The armada has arrived. After months of going it alone, the campaigns of Republican Rep. Marilyn Musgrave and Democratic challenger Betsy Markey are now getting help from their respective national parties — the latest signal of just how much interest this sizzling-hot race has generated in a traditionally GOP stronghold.

After weeks of the two campaigns funding negative attack advertising against the other, the Republican National Congressional Committee (RNCC) and the Democratic Congressional Campaign Committee (DCCC) have entered the 4th Congressional District flashing competing television ads — a clear sign that both parties see the race as winnable for their candidate.

The NRCC, which reserved $1.2 million in airtime between now and Election Day, hit first on Tuesday with an attack ad highlighting questions Musgrave’s campaign has raised in recent weeks over government contracts Markey’s family business secured while she was working as a field director for U.S. Sen. Ken Salazar.

Markey has maintained her work with Salazar was unrelated to the contracts her family business, Syscom Systems, received, but has stumbled while explaining why Syscom continued advertising as a woman-owned business even after she divested her ownership to her husband in 2006.

The DCCC, which has reserved $667,000 in airtime, didn’t take long to respond, airing its own attack ad Tuesday against Musgrave that calls into question hundreds of thousands in campaign donations the three-term incumbent from Fort Morgan has taken from a number of different industries, including oil and gas, health insurance firms as well as the now-crippled financial sector.

Today’s third-quarter campaign-finance reporting by both campaigns will likely illustrate, in part, how Musgrave and Markey will finish the last three weeks of the campaign. According to a fundraising letter sent by House Speaker Nancy Pelosi this week to supporters, Markey’s campaign is running low on cash and is unsure how long it can continue television advertising in the race.

Despite holding a major cash advantage, Musgrave failed to out-raise Markey during the second quarter of this year, reporting $1,155,899 cash on hand compared to Markey’s $575,835 bankroll. Although Republicans nationwide have struggled to keep up with their 2004 and 2006 fundraising prowess, Musgrave has fallen behind her fundraising levels in previous election cycles at rates greater than other incumbent House Republicans in close reelection bids, according to an August analysis by The Fort Collins Coloradoan.

Musgrave could be outspent this year when considering independent expenditures by three outside groups including the non-profit 501c(4) groups Defenders of Wildlife Action Fund and VoteVets.org, as well as by the 527 group called Majority Action.
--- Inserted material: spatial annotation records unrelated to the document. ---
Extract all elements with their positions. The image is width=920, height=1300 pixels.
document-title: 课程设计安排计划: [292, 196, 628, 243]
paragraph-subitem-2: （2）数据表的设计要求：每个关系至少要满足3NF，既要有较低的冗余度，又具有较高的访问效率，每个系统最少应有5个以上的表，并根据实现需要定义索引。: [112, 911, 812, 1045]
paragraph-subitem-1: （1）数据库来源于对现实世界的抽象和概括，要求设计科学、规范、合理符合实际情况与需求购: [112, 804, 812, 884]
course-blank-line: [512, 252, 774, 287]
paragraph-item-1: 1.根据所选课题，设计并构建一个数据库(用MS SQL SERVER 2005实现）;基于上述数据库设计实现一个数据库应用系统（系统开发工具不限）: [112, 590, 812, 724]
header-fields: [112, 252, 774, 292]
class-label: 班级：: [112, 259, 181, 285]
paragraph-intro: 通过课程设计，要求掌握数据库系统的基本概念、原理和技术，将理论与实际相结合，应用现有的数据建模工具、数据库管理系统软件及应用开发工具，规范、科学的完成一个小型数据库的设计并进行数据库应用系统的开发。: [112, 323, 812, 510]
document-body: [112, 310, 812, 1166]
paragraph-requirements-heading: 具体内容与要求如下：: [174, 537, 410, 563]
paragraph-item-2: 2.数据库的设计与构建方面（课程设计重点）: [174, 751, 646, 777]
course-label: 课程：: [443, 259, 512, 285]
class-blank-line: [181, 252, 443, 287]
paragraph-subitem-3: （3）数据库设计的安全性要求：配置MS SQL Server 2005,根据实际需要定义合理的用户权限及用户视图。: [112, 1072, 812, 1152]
All of the outside money used against Musgrave has come in the form of negative advertising and most experts agree more will be spent against Musgrave in coming weeks.

The geographically vast district, with voter registration numbers that favor Republicans by 13 percent, encompasses the northern Front Range and the rural eastern plains. The possibility of the 4th flipping from red to blue has put the race on the national radar. Officials with both the NRCC and the DCCC have previously said they were keeping a close eye on the race, and it has gained a national audience in recent weeks as polling showed Markey ahead of Musgrave.

A Roll Call poll by SurveyUSA in August put Markey ahead by 7 percentage points and a more recent poll by EMILY’s List, a Markey supporter, put Markey up by 9 points. The EMILY’s List poll is somewhat skewed since it included a smaller percentage of registered Republicans than the 4th’s voter demographics. Markey’s campaign also released internal polling in June that showed her up over Musgrave by 4 percentage points.

Musgrave’s campaign has not released any polling in recent months and no outside groups gauging the race have shown Musgrave in the lead.

The entrance of both national parties into the race shows just how close the two campaigns are. Two years ago, Musgrave struggled in a three-way battle with Democrat Angie Paccione and Reform Party candidate Eric Eidsness. Eidsness, a former Republican, received more than 10 percent of the vote and Musgrave inched past Paccione by a slim 3 percent margin, one of the smallest of any Republican incumbent in the House and the closest of her career. In an already bad year for Republicans nationwide, Paccione looked strong against Musgrave in 2006 until she was slammed in the media and subsequently with negative advertising for a previous bankruptcy and for unpaid student loans.

Just what impact the ads will have on the race during the final weeks is still unknown. What voters can bank on though for the next 21 days is a constant barrage of television advertising — nearly all of it negative.